A further example of speed bumps during game play is the need to remind your agents to do their jobs. If an agent unlocks a door, you then have to tell them to resume movement. Smooth.
Endless hallways make up the world of I-Spy. |
Next on the list of pain is the mission planning screen. Most of the options in the planning screen text windows are as useless as those to be found in-game. Either something confusing and untoward happens and is quickly over, or I am sent directly into a mission I know nothing about.
And that is I-Spy's greatest weakness. You never know where you are or what you're doing. Sure, it tells me I'm stealing Item X from Company Y. BIG DEAL. If I don't have an inkling of where Item X is, or how Company Y is protecting it, it's no fun to be looking for it. It starts to feel a good deal like how I imagine the experience of breaking into a stranger's house and looking for money would. You know it's there somewhere. Just keep going from room to room checking under every item, because you'll find it some day.

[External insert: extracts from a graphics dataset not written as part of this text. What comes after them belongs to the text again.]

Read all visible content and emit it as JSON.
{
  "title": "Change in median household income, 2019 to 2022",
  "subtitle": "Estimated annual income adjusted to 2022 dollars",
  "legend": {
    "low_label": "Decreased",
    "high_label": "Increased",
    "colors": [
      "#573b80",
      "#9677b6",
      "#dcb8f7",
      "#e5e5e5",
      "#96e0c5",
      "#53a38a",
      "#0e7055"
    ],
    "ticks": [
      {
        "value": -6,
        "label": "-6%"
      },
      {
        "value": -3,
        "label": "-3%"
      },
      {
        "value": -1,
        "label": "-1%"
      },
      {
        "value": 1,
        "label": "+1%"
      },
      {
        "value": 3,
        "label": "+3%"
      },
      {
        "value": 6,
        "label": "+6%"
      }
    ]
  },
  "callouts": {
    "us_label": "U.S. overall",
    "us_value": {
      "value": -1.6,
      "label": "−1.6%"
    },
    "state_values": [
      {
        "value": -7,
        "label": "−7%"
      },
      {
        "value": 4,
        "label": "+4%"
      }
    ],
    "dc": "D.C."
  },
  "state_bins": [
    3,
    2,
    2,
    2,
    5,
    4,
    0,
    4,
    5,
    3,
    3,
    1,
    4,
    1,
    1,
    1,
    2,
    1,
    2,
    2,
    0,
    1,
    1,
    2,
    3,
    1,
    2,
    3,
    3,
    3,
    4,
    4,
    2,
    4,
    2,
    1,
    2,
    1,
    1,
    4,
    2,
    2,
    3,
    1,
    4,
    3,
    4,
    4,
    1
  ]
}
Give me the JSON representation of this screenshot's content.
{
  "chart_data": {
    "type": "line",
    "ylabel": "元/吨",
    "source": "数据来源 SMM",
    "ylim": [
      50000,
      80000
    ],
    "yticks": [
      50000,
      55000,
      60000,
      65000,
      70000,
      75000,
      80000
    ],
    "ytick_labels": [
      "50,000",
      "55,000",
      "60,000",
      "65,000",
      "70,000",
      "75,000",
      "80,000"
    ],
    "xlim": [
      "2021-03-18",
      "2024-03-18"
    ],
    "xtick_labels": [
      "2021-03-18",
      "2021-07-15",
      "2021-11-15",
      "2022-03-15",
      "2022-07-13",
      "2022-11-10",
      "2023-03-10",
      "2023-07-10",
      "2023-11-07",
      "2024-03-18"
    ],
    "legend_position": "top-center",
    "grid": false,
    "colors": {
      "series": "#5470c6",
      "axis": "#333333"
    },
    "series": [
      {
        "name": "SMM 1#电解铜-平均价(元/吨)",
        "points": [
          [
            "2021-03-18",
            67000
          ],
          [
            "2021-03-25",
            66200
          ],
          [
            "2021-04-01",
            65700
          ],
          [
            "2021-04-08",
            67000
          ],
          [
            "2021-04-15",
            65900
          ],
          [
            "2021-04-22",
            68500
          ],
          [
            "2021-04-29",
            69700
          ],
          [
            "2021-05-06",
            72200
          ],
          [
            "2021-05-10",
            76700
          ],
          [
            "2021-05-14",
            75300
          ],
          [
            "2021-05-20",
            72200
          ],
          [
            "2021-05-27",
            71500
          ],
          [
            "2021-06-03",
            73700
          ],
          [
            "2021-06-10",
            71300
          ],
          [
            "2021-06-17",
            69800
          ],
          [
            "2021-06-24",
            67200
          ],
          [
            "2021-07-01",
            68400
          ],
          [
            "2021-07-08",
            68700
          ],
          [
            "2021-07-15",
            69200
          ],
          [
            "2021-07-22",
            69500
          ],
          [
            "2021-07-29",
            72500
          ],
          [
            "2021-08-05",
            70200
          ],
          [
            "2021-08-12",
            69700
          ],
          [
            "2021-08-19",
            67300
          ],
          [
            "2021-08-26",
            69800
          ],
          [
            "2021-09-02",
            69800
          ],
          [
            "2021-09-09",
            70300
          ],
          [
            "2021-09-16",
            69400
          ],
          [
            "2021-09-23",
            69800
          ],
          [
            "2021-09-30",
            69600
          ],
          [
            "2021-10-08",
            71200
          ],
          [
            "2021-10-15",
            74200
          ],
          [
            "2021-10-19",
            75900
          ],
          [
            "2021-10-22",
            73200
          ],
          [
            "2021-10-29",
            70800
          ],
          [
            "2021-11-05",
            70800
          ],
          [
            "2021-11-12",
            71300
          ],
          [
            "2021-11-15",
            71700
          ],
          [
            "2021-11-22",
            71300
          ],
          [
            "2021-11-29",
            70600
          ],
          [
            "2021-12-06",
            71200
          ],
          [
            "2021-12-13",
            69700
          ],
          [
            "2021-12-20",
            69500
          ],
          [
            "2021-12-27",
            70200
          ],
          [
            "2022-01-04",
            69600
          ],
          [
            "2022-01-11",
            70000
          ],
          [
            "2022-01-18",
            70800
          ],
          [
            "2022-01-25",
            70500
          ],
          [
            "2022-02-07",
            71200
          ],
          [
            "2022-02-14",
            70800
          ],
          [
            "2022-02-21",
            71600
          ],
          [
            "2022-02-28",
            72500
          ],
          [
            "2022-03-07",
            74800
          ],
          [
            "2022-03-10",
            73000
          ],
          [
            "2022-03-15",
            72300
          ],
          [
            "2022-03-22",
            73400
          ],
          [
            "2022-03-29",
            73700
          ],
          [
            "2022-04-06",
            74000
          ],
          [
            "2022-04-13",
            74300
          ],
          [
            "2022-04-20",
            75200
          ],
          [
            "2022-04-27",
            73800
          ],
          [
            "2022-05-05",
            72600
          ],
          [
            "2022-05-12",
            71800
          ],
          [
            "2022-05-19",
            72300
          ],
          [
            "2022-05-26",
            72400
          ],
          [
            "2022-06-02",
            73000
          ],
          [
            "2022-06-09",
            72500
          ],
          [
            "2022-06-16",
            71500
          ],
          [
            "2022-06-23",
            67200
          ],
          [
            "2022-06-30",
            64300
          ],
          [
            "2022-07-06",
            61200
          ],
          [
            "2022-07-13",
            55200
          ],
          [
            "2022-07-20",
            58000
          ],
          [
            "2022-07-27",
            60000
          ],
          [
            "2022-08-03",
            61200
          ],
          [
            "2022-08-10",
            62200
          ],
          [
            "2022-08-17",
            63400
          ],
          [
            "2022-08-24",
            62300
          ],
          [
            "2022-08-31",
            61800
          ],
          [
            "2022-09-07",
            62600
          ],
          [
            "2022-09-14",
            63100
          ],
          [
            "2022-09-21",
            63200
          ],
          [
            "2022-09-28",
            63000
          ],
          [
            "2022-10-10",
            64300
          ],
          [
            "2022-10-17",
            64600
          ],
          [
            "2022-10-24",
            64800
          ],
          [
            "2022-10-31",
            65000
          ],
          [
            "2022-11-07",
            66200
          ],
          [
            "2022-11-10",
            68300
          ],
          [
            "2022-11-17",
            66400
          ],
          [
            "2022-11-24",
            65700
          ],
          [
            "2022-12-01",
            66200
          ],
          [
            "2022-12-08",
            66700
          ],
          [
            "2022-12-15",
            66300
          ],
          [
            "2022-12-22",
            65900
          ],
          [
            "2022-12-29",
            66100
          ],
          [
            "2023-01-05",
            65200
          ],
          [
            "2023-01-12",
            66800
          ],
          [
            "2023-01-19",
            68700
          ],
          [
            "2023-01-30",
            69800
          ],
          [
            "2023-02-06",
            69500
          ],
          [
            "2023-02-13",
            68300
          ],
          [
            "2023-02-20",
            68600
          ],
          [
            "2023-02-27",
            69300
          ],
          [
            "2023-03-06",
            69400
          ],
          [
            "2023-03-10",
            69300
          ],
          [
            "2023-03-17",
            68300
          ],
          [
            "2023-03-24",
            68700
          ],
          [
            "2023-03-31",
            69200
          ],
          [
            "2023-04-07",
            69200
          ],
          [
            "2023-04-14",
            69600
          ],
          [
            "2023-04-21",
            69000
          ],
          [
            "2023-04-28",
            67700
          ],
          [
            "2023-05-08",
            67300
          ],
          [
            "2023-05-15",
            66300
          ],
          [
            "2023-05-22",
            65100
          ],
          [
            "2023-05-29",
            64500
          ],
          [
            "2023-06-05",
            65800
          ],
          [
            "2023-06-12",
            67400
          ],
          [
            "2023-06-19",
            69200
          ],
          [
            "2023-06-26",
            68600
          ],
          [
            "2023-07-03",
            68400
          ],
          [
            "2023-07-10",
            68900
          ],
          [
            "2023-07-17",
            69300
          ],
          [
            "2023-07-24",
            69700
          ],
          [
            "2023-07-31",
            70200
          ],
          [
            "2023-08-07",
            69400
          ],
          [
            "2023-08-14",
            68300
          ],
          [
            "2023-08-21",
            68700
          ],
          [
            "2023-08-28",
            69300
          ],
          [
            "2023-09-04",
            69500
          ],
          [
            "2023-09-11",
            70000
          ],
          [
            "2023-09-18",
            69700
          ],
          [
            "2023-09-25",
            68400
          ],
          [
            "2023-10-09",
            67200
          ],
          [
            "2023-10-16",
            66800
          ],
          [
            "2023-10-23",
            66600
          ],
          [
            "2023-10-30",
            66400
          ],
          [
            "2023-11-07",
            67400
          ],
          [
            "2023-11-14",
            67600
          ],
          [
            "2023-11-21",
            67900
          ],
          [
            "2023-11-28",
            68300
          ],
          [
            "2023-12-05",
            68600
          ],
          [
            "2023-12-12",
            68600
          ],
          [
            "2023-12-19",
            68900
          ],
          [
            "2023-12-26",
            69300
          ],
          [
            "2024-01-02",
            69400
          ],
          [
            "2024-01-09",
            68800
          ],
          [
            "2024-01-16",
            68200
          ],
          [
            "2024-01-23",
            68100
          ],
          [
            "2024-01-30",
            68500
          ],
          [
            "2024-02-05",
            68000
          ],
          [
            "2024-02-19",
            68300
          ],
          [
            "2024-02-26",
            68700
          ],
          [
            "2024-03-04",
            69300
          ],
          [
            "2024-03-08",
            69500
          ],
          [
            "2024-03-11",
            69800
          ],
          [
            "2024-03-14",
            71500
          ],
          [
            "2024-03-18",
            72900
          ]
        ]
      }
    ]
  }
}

Because of your lack of any real mission briefing it is entirely possible to get focused on a stupid side-quest, thinking it is the Real McCoy. During one mission, my agents infiltrated the Berlin Institute of Technology, and encountered a force field that activates when it senses body heat. Instant mission objective: find a way to lower the agent's body temperatures so they can pass through the force field. I managed to cool one agent down by having him stand in a high powered freezer for several seconds. Voila! He could then walk through the nasty force field. Then the coolness stopped, both literally and figuratively.
Now that Mr. Agent was on the other side of the force field, I couldn't get him back. I also quickly realized that this was why they only let me freeze one agent. Like they teach us in grade school, somebody needs to be on the side of the force field with the off switch -- otherwise you're SOL.
A guard performs a fatality, pulling out your still-beating heart. |
So, I set off through the Institute, looking for a way to deactivate the force fields. At first I was worried about guards and security cameras and other force fields, but now that I look back on it, I feel a bit silly. For you see, there were no guards and no cameras, and the only other force field I encountered was seemingly in place to trap the agent who had frozen himself and snuck past this ingenious piece of technology.
It is entirely possible to screw the pooch so badly in these situations that after an hour or so of retracing your steps, you realize that you've blown the mission and need to start over. Of course, should you accidentally send an under-prepared agent into a room with an armed guard, you'll be starting over anyway. Once again, the designers are daring you to play their game.
I could go on and on, ranting and raving about the things I don't like. I could go into the dull environments with their sub-par textures. The instruction manual that is more confusing than helpful. The character animation that makes me long for the realism of the Atari 2600. The Super Nintendo techno music soundtrack. The French guy who mumbles "Oui" and "What is zee mat-eh?" every five seconds, like clockwork. But I'm not going to go down that path.
I'm going to stop it now and remember the good times I had with I-Spy. The times when I was sure that once I overcame the nasty learning curve, and got the hang of things, that life would be good and I-Spy would rock.